On ne peut parler du coût de l'énergie nucléaire sans tenir compte des deux paramètres essentiels que sont le coût de construction et le coût du capital. Si le coût d'endettement est faible pour le projet de Hinkley Point C, c'est parce que les garanties couvrent l'intégralité de l'emprunt : en raison de la garantie publique, les prêts accordés par les banques au projet seront équivalents à des prêts au gouvernement britannique, dont la signature est excellente, ce qui permet de réduire le taux d'intérêt. Mais, sans ces garanties, le coût de l'énergie de Hinkley Point C serait bien plus élevé et atteindrait sans doute les niveaux de l'éolien en mer.

Quant aux projets d'élimination des déchets hautement irradiés nous ne prévoyons pas de prendre de décisions ou de chercher des sites avant une cinquantaine d'années. Ce que nous avons à gérer, à plus brève échéance, est un vaste stock de plutonium ; sur ce sujet, le débat est loin d'être clos quant à ce qu'il convient de faire des 116 tonnes de plutonium qui ont été séparées. Trois possibilités s'offrent à nous. En mélangeant ce plutonium avec de l'uranium pour obtenir du MOX, on peut l'utiliser comme combustible dans les réacteurs à eau pressurisée, mais je ne crois pas qu'EDF ait donné son accord ; il faut rappeler que le Royaume-Uni a construit une usine de production de MOX qui n'a guère fonctionné, ne produisant, en dix ans, que 4 tonnes de ce combustible au lieu des cent tonnes qui étaient escomptées chaque année. On peut ensuite construire un ou deux petits réacteurs destinés à brûler le plutonium. Une option consisterait à mettre au point et construire un réacteur à neutrons rapides d'un type totalement nouveau ; l'autre option consisterait à adapter les technologies à eau lourde canadiennes.

Il paraît assez injuste de dire que l'Allemagne utilise beaucoup plus de charbon parce qu'elle a décidé d'avoir recours aux énergies renouvelables, sans souligner que le Royaume-Uni en utilise également davantage parce qu'il a choisi la voie du nucléaire. N'ayons pas la vue courte : on ne passe pas d'une situation à l'autre du jour au lendemain. Peut-être sera-t-il nécessaire ou économique d'utiliser davantage de charbon dans un premier temps, mais il convient de se projeter dans une dizaine d'années pour évaluer le succès de la transition.

La question de savoir quelles sont les solutions de rechange à l'énergie nucléaire suppose a priori que le nucléaire est une solution ; or je n'en suis pas du tout convaincu, compte tenu des coûts et des risques. Du reste, il n'est pas exclu que toute l'industrie nucléaire soit remise en question si le projet dont nous parlons échouait. Nous devons avant tout rechercher l'efficacité énergétique, et une entreprise britannique, Npower, filiale de RWE en Allemagne, a déclaré hier que, si les factures d'électricité sont aussi élevées au Royaume-Uni, c'est à cause d'un gaspillage considérable. La qualité du bâti, de l'isolation thermique, des chaudières est mauvaise. Nous pourrions préserver notre confort tout en consommant moins d'électricité grâce à des appareils électroménagers moins gourmands.

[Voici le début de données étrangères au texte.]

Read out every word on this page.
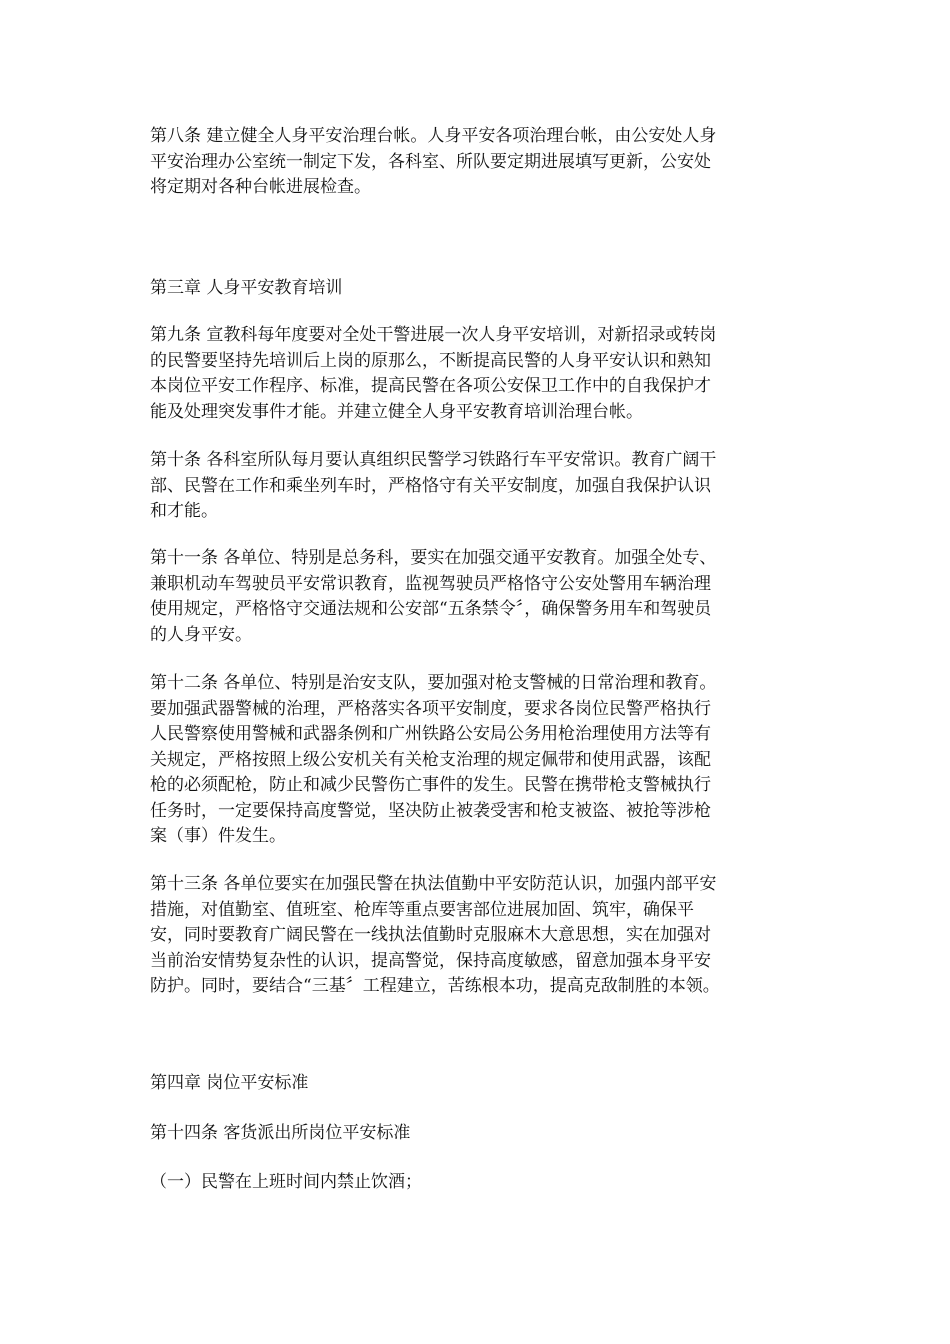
第八条 建立健全人身平安治理台帐。人身平安各项治理台帐，由公安处人身
平安治理办公室统一制定下发，各科室、所队要定期进展填写更新，公安处
将定期对各种台帐进展检查。
第三章 人身平安教育培训
第九条 宣教科每年度要对全处干警进展一次人身平安培训，对新招录或转岗
的民警要坚持先培训后上岗的原那么，不断提高民警的人身平安认识和熟知
本岗位平安工作程序、标准，提高民警在各项公安保卫工作中的自我保护才
能及处理突发事件才能。并建立健全人身平安教育培训治理台帐。
第十条 各科室所队每月要认真组织民警学习铁路行车平安常识。教育广阔干
部、民警在工作和乘坐列车时，严格恪守有关平安制度，加强自我保护认识
和才能。
第十一条 各单位、特别是总务科，要实在加强交通平安教育。加强全处专、
兼职机动车驾驶员平安常识教育，监视驾驶员严格恪守公安处警用车辆治理
使用规定，严格恪守交通法规和公安部“五条禁令〞，确保警务用车和驾驶员
的人身平安。
第十二条 各单位、特别是治安支队，要加强对枪支警械的日常治理和教育。
要加强武器警械的治理，严格落实各项平安制度，要求各岗位民警严格执行
人民警察使用警械和武器条例和广州铁路公安局公务用枪治理使用方法等有
关规定，严格按照上级公安机关有关枪支治理的规定佩带和使用武器，该配
枪的必须配枪，防止和减少民警伤亡事件的发生。民警在携带枪支警械执行
任务时，一定要保持高度警觉，坚决防止被袭受害和枪支被盗、被抢等涉枪
案（事）件发生。
第十三条 各单位要实在加强民警在执法值勤中平安防范认识，加强内部平安
措施，对值勤室、值班室、枪库等重点要害部位进展加固、筑牢，确保平
安，同时要教育广阔民警在一线执法值勤时克服麻木大意思想，实在加强对
当前治安情势复杂性的认识，提高警觉，保持高度敏感，留意加强本身平安
防护。同时，要结合“三基〞工程建立，苦练根本功，提高克敌制胜的本领。
第四章 岗位平安标准
第十四条 客货派出所岗位平安标准
（一）民警在上班时间内禁止饮酒；
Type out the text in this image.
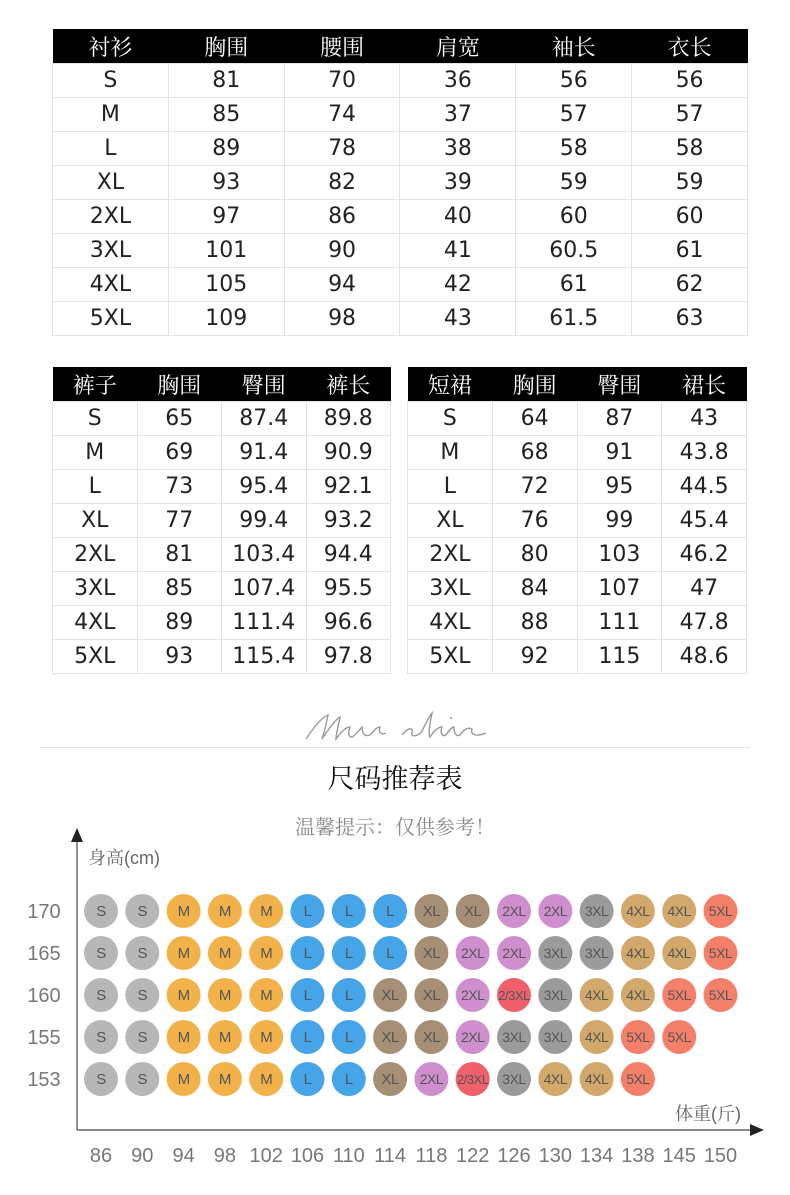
衬衫	胸围	腰围	肩宽	袖长	衣长
S	81	70	36	56	56
M	85	74	37	57	57
L	89	78	38	58	58
XL	93	82	39	59	59
2XL	97	86	40	60	60
3XL	101	90	41	60.5	61
4XL	105	94	42	61	62
5XL	109	98	43	61.5	63
裤子	胸围	臀围	裤长
S	65	87.4	89.8
M	69	91.4	90.9
L	73	95.4	92.1
XL	77	99.4	93.2
2XL	81	103.4	94.4
3XL	85	107.4	95.5
4XL	89	111.4	96.6
5XL	93	115.4	97.8
短裙	胸围	臀围	裙长
S	64	87	43
M	68	91	43.8
L	72	95	44.5
XL	76	99	45.4
2XL	80	103	46.2
3XL	84	107	47
4XL	88	111	47.8
5XL	92	115	48.6
尺码推荐表
温馨提示：仅供参考！
身高(cm)
体重(斤)
170
165
160
155
153
86 90 94 98 102 106 110 114 118 122 126 130 134 138 145 150
S S M M M L L L XL XL 2XL 2XL 3XL 4XL 4XL 5XL
S S M M M L L L XL 2XL 2XL 3XL 3XL 4XL 4XL 5XL
S S M M M L L XL XL 2XL 2/3XL 3XL 4XL 4XL 5XL 5XL
S S M M M L L XL XL 2XL 3XL 3XL 4XL 5XL 5XL
S S M M M L L XL 2XL 2/3XL 3XL 4XL 4XL 5XL
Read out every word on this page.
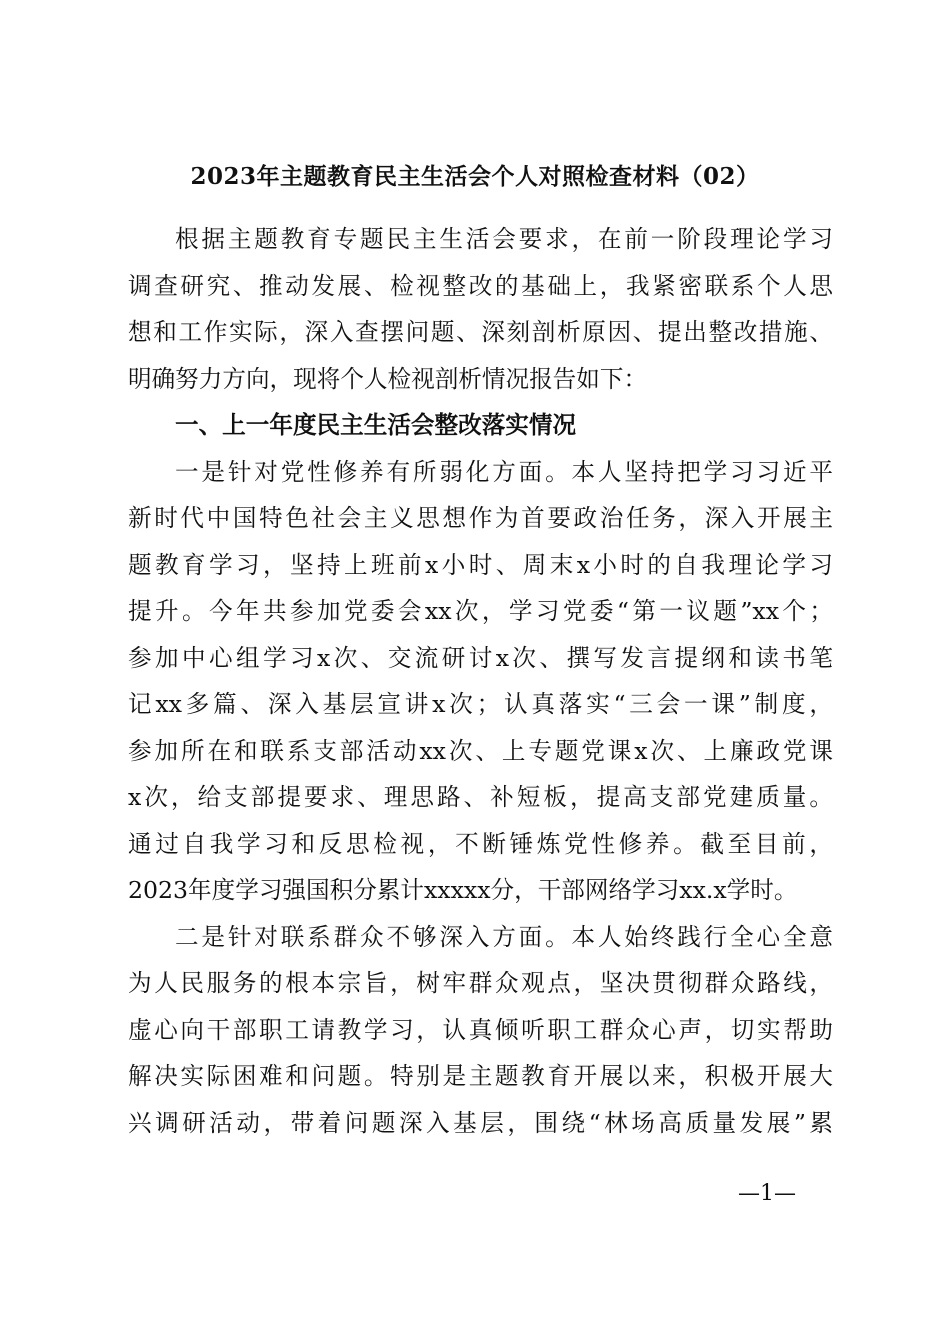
2023年主题教育民主生活会个人对照检查材料（02）
根据主题教育专题民主生活会要求，在前一阶段理论学习
调查研究、推动发展、检视整改的基础上，我紧密联系个人思
想和工作实际，深入查摆问题、深刻剖析原因、提出整改措施、
明确努力方向，现将个人检视剖析情况报告如下：
一、上一年度民主生活会整改落实情况
一是针对党性修养有所弱化方面。本人坚持把学习习近平
新时代中国特色社会主义思想作为首要政治任务，深入开展主
题教育学习，坚持上班前x小时、周末x小时的自我理论学习
提升。今年共参加党委会xx次，学习党委“第一议题”xx个；
参加中心组学习x次、交流研讨x次、撰写发言提纲和读书笔
记xx多篇、深入基层宣讲x次；认真落实“三会一课”制度，
参加所在和联系支部活动xx次、上专题党课x次、上廉政党课
x次，给支部提要求、理思路、补短板，提高支部党建质量。
通过自我学习和反思检视，不断锤炼党性修养。截至目前，
2023年度学习强国积分累计xxxxx分，干部网络学习xx.x学时。
二是针对联系群众不够深入方面。本人始终践行全心全意
为人民服务的根本宗旨，树牢群众观点，坚决贯彻群众路线，
虚心向干部职工请教学习，认真倾听职工群众心声，切实帮助
解决实际困难和问题。特别是主题教育开展以来，积极开展大
兴调研活动，带着问题深入基层，围绕“林场高质量发展”累
—1—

M. Cadoux-Hudson a souligné le coût élevé de l'énergie produite par les éoliennes offshore ; c'est qu'on ne leur offre pas les mêmes conditions qu'au nucléaire, avec des contrats à trente cinq ans et des garanties d'emprunt… Je me demande si, toutes choses égales par ailleurs, la différence de coût serait aussi importante entre les deux sources d'énergie. J'ajoute que, contrairement au nucléaire, la courbe du coût de l'éolien connaît une véritable inflexion.